In response to the silencing and marginalisation of Third World delegates and the UN's clear inability to provide a deal that can stop a full-scale climate crisis, Perez said: "Ordinary people are saying, 'right, let's fix it'.

The United States' refusal to commit to binding targets is angering the international community and has the potential to trigger action from ordinary people who see the impotence of waiting for their leaders to act.

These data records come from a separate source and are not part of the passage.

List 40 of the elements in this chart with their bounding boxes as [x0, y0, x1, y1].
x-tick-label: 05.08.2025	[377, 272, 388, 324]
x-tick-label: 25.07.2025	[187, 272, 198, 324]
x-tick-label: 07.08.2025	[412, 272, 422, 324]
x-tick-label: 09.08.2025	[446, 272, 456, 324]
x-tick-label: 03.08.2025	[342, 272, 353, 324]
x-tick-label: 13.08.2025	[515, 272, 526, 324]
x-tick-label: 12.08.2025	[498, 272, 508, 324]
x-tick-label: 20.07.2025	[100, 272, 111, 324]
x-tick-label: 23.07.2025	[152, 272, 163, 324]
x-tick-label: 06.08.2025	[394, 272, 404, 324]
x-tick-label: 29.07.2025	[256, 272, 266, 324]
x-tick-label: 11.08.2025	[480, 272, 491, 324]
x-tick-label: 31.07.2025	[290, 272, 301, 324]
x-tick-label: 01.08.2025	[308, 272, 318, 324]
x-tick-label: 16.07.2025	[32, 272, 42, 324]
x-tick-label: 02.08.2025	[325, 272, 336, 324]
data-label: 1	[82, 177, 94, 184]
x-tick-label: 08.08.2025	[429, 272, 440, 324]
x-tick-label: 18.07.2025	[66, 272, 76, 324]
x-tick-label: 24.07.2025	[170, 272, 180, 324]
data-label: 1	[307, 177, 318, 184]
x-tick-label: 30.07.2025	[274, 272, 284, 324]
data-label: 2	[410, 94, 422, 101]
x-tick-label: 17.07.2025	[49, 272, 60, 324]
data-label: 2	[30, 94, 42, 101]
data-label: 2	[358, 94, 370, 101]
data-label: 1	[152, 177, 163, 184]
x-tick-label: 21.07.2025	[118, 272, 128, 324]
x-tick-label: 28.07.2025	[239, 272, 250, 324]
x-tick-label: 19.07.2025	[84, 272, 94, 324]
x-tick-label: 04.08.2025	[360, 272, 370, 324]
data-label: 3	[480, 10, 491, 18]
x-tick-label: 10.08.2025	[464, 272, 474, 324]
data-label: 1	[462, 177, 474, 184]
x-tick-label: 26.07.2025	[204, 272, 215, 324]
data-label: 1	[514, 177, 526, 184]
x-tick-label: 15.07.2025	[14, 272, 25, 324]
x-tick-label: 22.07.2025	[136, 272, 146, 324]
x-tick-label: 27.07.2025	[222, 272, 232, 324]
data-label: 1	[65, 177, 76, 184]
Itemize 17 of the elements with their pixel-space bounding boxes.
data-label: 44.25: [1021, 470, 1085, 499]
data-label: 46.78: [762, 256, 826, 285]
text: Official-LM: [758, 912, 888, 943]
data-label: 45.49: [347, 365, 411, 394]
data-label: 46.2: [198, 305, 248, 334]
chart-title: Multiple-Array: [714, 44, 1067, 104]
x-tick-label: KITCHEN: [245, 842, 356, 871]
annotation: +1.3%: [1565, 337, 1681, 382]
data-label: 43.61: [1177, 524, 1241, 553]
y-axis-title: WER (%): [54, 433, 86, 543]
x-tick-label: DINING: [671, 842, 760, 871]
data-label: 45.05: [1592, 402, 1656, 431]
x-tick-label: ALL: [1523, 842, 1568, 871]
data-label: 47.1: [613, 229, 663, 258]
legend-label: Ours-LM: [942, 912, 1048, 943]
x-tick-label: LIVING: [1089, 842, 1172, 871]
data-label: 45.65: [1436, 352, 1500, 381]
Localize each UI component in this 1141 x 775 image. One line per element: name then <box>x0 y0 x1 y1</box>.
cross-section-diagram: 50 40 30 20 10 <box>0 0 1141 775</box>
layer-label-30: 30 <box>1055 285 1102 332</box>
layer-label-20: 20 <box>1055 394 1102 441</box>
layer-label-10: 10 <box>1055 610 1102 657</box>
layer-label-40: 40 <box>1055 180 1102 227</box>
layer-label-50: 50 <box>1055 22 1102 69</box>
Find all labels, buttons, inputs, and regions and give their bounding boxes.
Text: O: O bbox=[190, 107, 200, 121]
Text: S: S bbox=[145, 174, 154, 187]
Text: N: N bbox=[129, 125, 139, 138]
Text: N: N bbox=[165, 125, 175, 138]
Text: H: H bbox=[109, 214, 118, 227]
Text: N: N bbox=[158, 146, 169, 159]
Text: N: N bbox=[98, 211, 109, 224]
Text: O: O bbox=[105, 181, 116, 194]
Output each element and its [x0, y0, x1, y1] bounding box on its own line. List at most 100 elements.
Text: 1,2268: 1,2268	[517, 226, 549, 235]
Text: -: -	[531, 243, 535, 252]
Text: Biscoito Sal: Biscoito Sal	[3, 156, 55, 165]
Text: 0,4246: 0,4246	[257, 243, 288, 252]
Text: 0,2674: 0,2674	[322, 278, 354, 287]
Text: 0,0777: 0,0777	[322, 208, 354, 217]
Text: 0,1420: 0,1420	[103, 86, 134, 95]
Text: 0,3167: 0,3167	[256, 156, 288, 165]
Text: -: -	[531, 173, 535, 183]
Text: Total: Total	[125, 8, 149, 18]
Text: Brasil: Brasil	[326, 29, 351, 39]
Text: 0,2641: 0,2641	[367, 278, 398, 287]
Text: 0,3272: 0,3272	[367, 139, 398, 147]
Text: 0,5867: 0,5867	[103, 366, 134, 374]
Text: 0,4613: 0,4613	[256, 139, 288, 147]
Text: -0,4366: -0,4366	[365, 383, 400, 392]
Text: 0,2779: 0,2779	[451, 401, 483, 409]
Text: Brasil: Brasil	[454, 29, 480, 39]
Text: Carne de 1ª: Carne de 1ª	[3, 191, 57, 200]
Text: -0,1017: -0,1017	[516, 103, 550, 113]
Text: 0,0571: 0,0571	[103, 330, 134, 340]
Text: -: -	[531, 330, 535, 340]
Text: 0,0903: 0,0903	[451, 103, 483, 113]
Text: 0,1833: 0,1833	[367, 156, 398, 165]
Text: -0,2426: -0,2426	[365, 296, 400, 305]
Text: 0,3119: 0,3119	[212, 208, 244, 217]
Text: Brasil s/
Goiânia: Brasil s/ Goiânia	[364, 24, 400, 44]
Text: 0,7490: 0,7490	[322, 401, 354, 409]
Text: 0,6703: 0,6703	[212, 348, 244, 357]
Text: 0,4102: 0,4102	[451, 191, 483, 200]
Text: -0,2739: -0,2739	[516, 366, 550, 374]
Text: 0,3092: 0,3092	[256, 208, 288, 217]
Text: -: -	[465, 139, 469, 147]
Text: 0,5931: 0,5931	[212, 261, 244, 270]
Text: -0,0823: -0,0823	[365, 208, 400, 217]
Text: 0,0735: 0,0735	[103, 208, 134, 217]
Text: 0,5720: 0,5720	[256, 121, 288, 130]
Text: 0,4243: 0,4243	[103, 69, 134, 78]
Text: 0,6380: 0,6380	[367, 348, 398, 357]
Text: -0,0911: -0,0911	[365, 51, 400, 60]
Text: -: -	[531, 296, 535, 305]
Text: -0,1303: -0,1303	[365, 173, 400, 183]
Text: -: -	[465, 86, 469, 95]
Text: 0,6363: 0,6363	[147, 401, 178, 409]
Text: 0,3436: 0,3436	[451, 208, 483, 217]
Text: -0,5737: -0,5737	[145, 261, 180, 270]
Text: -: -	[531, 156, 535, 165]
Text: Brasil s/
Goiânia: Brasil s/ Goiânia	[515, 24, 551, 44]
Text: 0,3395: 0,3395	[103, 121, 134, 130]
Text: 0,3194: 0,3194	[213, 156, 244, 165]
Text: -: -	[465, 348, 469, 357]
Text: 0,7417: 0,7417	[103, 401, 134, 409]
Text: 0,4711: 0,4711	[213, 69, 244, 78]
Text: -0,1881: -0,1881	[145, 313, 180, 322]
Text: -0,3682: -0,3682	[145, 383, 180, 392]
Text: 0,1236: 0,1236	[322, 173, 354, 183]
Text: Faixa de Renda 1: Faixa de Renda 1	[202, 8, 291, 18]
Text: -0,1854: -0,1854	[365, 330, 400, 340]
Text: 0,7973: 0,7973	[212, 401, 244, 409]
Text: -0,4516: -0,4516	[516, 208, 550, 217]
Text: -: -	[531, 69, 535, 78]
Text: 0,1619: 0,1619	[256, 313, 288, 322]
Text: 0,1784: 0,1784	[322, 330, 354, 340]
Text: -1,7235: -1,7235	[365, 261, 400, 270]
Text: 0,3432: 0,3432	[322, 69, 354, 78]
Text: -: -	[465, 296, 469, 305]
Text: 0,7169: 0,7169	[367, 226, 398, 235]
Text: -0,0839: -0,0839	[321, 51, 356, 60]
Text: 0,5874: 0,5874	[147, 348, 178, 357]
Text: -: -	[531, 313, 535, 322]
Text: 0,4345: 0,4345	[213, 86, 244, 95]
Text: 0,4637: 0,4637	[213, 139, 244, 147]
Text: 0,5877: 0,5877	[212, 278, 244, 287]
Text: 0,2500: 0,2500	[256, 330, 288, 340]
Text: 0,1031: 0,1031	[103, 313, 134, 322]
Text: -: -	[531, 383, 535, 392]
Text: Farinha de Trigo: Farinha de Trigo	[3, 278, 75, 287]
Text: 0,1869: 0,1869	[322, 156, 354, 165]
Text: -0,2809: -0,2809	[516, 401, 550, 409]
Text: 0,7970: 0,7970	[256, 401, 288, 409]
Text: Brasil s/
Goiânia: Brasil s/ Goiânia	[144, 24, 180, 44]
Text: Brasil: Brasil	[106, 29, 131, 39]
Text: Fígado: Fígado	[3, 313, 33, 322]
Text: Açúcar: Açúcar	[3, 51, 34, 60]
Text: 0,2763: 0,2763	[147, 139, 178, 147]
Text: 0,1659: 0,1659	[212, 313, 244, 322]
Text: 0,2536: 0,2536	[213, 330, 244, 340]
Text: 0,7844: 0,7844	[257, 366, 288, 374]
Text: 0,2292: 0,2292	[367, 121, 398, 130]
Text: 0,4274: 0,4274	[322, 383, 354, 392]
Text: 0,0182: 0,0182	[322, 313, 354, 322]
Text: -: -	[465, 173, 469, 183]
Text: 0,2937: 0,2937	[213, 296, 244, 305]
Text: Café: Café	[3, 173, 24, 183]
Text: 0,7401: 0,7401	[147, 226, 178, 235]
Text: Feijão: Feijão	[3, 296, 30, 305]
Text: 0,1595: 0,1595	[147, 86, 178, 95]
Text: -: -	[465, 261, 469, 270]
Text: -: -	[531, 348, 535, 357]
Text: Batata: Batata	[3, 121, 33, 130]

"I think that in the First World, there are a lot of people waking up, saying 'look, what's wrong here?' There were groups that were isolated and are now converging, convinced that it's if there is climate change, then the answer needs to be social change, not just technological change."

"The powerful people on this planet are very scared. Even when they don't show it, they're very scared. They consume the planet, but the planet is crumbling in their hands. And people are saying 'enough, that's it'. If I believed this would be a failure, I wouldn't waste my time coming here."